While well aware of the risks, Valdez dedicated his life to addressing these pressing issues. In 2003, he co-founded the Sinaloa-based crime and corruption-focused publication RioDoce. At the time of the publication’s founding, the state government was believed to control most of Sinaloa’s media, and Valdez saw the need to provide more honest coverage of organized crime’s toll on Mexican society and governance.

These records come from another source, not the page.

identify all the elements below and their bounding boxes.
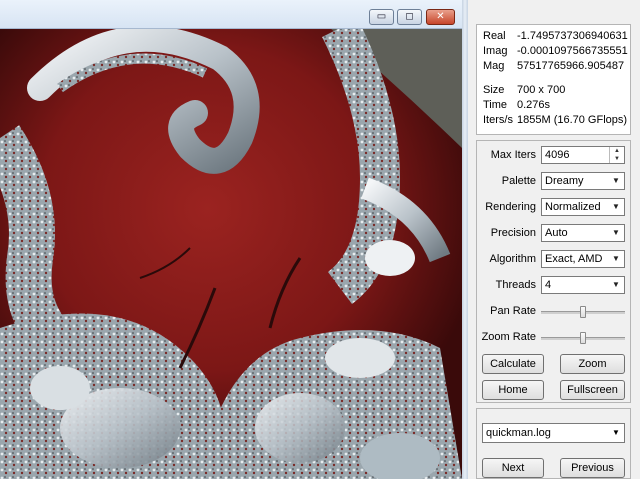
next-button[interactable]: Next xyxy=(482,458,544,478)
log-file-value: quickman.log xyxy=(486,427,551,439)
calculate-button[interactable]: Calculate xyxy=(482,354,544,374)
pan-rate-row: Pan Rate xyxy=(477,302,632,322)
max-iters-row: Max Iters 4096 ▲ ▼ xyxy=(477,146,632,166)
threads-select[interactable]: 4 ▼ xyxy=(541,276,625,294)
time-label: Time xyxy=(483,99,508,111)
pan-rate-thumb[interactable] xyxy=(580,306,586,318)
imag-label: Imag xyxy=(483,45,508,57)
fullscreen-button[interactable]: Fullscreen xyxy=(560,380,625,400)
algorithm-label: Algorithm xyxy=(489,253,536,265)
zoom-rate-slider[interactable] xyxy=(541,332,625,344)
algorithm-value: Exact, AMD xyxy=(545,253,603,265)
threads-row: Threads 4 ▼ xyxy=(477,276,632,296)
max-iters-value: 4096 xyxy=(545,149,570,161)
minimize-icon: ▭ xyxy=(376,11,387,22)
size-label: Size xyxy=(483,84,505,96)
zoom-rate-row: Zoom Rate xyxy=(477,328,632,348)
iters-label: Iters/s xyxy=(483,114,513,126)
zoom-rate-thumb[interactable] xyxy=(580,332,586,344)
imag-value: -0.0001097566735551 xyxy=(517,45,628,57)
time-value: 0.276s xyxy=(517,99,551,111)
precision-value: Auto xyxy=(545,227,568,239)
maximize-icon: ◻ xyxy=(405,11,414,22)
log-file-select[interactable]: quickman.log ▼ xyxy=(482,423,625,443)
pan-rate-slider[interactable] xyxy=(541,306,625,318)
chevron-down-icon: ▼ xyxy=(612,280,620,289)
algorithm-select[interactable]: Exact, AMD ▼ xyxy=(541,250,625,268)
rendering-label: Rendering xyxy=(485,201,536,213)
rendering-select[interactable]: Normalized ▼ xyxy=(541,198,625,216)
max-iters-input[interactable]: 4096 ▲ ▼ xyxy=(541,146,625,164)
palette-row: Palette Dreamy ▼ xyxy=(477,172,632,192)
spinner-arrows-icon[interactable]: ▲ ▼ xyxy=(609,147,624,163)
precision-row: Precision Auto ▼ xyxy=(477,224,632,244)
threads-label: Threads xyxy=(495,279,536,291)
settings-group: Max Iters 4096 ▲ ▼ Palette Dreamy ▼ Rende… xyxy=(476,140,631,403)
threads-value: 4 xyxy=(545,279,552,291)
iters-value: 1855M (16.70 GFlops) xyxy=(517,114,628,126)
minimize-button[interactable]: ▭ xyxy=(369,9,394,25)
maximize-button[interactable]: ◻ xyxy=(397,9,422,25)
zoom-rate-label: Zoom Rate xyxy=(481,331,536,343)
pan-rate-label: Pan Rate xyxy=(490,305,536,317)
palette-value: Dreamy xyxy=(545,175,584,187)
chevron-down-icon: ▼ xyxy=(612,428,620,437)
rendering-value: Normalized xyxy=(545,201,601,213)
fractal-view[interactable] xyxy=(0,28,462,479)
precision-select[interactable]: Auto ▼ xyxy=(541,224,625,242)
real-label: Real xyxy=(483,30,506,42)
chevron-down-icon: ▼ xyxy=(612,176,620,185)
chevron-down-icon: ▼ xyxy=(612,228,620,237)
window-title-bar: ▭ ◻ ✕ xyxy=(0,0,462,29)
zoom-button[interactable]: Zoom xyxy=(560,354,625,374)
size-value: 700 x 700 xyxy=(517,84,566,96)
real-value: -1.7495737306940631 xyxy=(517,30,628,42)
precision-label: Precision xyxy=(490,227,536,239)
close-button[interactable]: ✕ xyxy=(426,9,455,25)
chevron-down-icon: ▼ xyxy=(612,202,620,211)
max-iters-label: Max Iters xyxy=(490,149,536,161)
info-box: Real -1.7495737306940631 Imag -0.000109756… xyxy=(476,24,631,135)
mag-label: Mag xyxy=(483,60,505,72)
previous-button[interactable]: Previous xyxy=(560,458,625,478)
algorithm-row: Algorithm Exact, AMD ▼ xyxy=(477,250,632,270)
rendering-row: Rendering Normalized ▼ xyxy=(477,198,632,218)
fractal-image xyxy=(0,28,462,479)
home-button[interactable]: Home xyxy=(482,380,544,400)
close-icon: ✕ xyxy=(436,11,445,22)
palette-label: Palette xyxy=(501,175,536,187)
chevron-down-icon: ▼ xyxy=(612,254,620,263)
control-panel: Real -1.7495737306940631 Imag -0.000109756… xyxy=(468,0,640,479)
mag-value: 57517765966.905487 xyxy=(517,60,625,72)
palette-select[interactable]: Dreamy ▼ xyxy=(541,172,625,190)
log-group: quickman.log ▼ Next Previous xyxy=(476,408,631,479)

In 2011, Valdez spoke at the Wilson Center about his work at a Mexico Institute event in the midst of Mexico’s rising homicide rates, discussing the risks faced by journalists reporting on organized crime. Widely considered the height of Mexico’s drug war, 2011 was the country’s most violent year on record, with nearly 23,000 homicides documented nationwide by the Mexican National Security System (SNSP). When asked by the Mexico Institute’s Eric L. Olson about why he continued reporting on such dangerous topics in such a hostile context, Valdez said, “The other option is to stay quiet and to turn a blind eye…I believe everyone must assume the responsibility given to them.”
The broader picture
Through his activism and dedicated reporting, Valdez called attention to Mexico’s incessant struggle to put an end to violence against journalists. Press freedom watchdog Reporters without Borders (RSF) consistently ranks Mexico the most dangerous country in the Western Hemisphere for the media, and in its 2017 World Press Freedom Index, RSF declared Mexico the third deadliest country in the world for the press, behind only Syria and Afghanistan. According to international human rights organization Article 19, 105 journalists have been murdered in Mexico since 2000, and in 2016 alone, the organization documented 426 total acts of aggression against the press, including 11 homicides. The most common types of attacks recorded by Article 19 last year included physical assault, intimidation, and threats.